= Dialectical logic =

System of laws of thought

Dialectical logic is the system of laws of thought, developed within the Hegelian and Marxist traditions, which seeks to supplement or replace the laws of formal logic. The precise nature of the relation between dialectical and formal logic was hotly debated within the Soviet Union and China.

Contrasting with the abstract formalism of traditional logic, dialectical logic in the Marxist sense was developed as the logic of motion and change and used to examine concrete forms. Its proponents claim it is a materialist approach to logic, drawing on the objective, material world.

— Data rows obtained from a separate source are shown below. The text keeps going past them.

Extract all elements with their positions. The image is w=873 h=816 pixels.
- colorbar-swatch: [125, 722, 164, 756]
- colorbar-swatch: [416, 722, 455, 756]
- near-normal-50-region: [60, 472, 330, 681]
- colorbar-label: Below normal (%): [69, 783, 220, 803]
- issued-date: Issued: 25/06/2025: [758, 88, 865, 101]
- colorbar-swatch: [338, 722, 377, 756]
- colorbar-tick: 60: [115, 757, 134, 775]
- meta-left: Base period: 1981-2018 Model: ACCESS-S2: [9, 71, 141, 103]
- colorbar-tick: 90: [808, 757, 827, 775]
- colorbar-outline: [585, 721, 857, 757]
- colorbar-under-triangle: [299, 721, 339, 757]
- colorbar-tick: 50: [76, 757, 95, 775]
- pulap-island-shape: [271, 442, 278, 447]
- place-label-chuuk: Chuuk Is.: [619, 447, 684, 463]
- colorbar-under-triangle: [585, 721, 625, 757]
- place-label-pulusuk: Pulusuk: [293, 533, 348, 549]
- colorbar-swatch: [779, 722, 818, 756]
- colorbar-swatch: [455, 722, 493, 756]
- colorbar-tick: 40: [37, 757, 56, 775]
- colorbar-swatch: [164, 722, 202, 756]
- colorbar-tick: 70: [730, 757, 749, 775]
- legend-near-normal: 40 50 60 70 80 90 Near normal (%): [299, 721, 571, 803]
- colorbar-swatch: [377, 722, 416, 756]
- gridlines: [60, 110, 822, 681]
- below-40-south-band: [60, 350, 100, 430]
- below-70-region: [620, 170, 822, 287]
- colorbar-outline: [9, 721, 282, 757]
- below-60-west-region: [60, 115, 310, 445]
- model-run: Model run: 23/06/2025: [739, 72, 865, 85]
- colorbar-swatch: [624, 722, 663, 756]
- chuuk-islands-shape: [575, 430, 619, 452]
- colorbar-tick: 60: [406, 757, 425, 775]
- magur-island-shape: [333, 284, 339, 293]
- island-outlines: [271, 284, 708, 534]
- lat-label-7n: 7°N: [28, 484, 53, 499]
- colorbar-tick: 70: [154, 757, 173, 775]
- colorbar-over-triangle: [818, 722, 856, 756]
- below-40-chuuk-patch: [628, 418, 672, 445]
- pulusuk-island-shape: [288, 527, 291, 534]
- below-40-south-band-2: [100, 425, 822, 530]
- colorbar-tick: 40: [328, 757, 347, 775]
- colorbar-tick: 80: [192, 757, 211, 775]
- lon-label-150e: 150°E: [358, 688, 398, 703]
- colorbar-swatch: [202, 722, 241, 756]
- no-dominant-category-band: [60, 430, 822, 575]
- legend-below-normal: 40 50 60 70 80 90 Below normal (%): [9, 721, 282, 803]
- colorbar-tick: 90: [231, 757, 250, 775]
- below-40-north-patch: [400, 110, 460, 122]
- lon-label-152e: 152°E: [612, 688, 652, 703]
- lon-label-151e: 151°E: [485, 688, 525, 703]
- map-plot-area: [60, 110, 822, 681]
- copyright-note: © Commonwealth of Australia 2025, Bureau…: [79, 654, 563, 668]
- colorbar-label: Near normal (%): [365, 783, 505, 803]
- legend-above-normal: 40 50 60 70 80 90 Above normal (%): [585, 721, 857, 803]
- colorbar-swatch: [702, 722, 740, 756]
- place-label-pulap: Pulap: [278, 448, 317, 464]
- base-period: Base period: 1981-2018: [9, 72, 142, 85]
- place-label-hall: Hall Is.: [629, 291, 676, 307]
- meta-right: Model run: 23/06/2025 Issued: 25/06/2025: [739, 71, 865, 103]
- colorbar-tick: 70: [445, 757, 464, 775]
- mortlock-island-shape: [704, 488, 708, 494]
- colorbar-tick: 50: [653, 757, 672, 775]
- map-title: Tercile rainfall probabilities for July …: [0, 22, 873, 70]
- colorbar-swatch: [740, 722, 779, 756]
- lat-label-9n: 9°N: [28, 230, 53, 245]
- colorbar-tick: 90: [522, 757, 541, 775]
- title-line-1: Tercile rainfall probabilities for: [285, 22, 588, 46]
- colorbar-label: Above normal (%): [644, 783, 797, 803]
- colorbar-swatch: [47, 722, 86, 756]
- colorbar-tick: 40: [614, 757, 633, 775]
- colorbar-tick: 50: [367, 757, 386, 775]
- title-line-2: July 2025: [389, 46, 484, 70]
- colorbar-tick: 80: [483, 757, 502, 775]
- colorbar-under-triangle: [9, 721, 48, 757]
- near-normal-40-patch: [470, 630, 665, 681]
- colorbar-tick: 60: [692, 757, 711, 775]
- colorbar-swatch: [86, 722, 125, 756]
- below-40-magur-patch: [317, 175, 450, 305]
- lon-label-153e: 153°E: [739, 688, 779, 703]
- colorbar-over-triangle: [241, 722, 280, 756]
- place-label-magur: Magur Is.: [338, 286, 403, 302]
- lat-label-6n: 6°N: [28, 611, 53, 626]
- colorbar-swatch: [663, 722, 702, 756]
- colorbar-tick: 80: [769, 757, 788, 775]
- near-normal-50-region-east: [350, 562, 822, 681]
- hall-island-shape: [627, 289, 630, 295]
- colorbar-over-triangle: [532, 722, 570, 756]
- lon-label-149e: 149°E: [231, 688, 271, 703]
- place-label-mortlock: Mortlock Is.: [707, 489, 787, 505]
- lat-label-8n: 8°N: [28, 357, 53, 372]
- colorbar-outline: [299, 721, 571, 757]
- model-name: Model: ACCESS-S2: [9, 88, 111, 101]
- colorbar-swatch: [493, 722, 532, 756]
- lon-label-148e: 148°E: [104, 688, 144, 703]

Stalin argued in his "Marxism and Problems of Linguistics" that there was no class content to formal logic and that it was an acceptable neutral science. This led to the insistence that there were not two logics, but only formal logic. The analogy used was the relationship between elementary and higher mathematics. Dialectical logic was hence concerned with a different area of study from that of formal logic.

The main consensus among dialecticians is that dialectics do not violate the law of contradiction of formal logic, although attempts have been made to create a paraconsistent logic.

Some Soviet philosophers argued that the materialist dialectic could be seen in the mathematical logic of Bertrand Russell; however, this was criticized by Deborin and the Deborinists as panlogicism.

Evald Ilyenkov held that logic was not a formal science but a reflection of scientific praxis and that the rules of logic are not independent of the content. He followed Hegel in insisting that formal logic had been sublated, arguing that logic needed to be a unity of form and content and to state actual truths about the objective world. Ilyenkov used Das Kapital to illustrate the constant flux of $A$ and $B$ and the vanity of holding strictly to either $A$ or $\neg A$, due to the inherent logical contradiction of self-development.

During the Sino-Soviet split, dialectical logic was used in China as a symbol of Marxism–Leninism against the Soviet rehabilitation of formal logic.

Recently, research on the formalization of dialectics also attracted scholars by applying formal non-classical logic such as paraconsistent logic.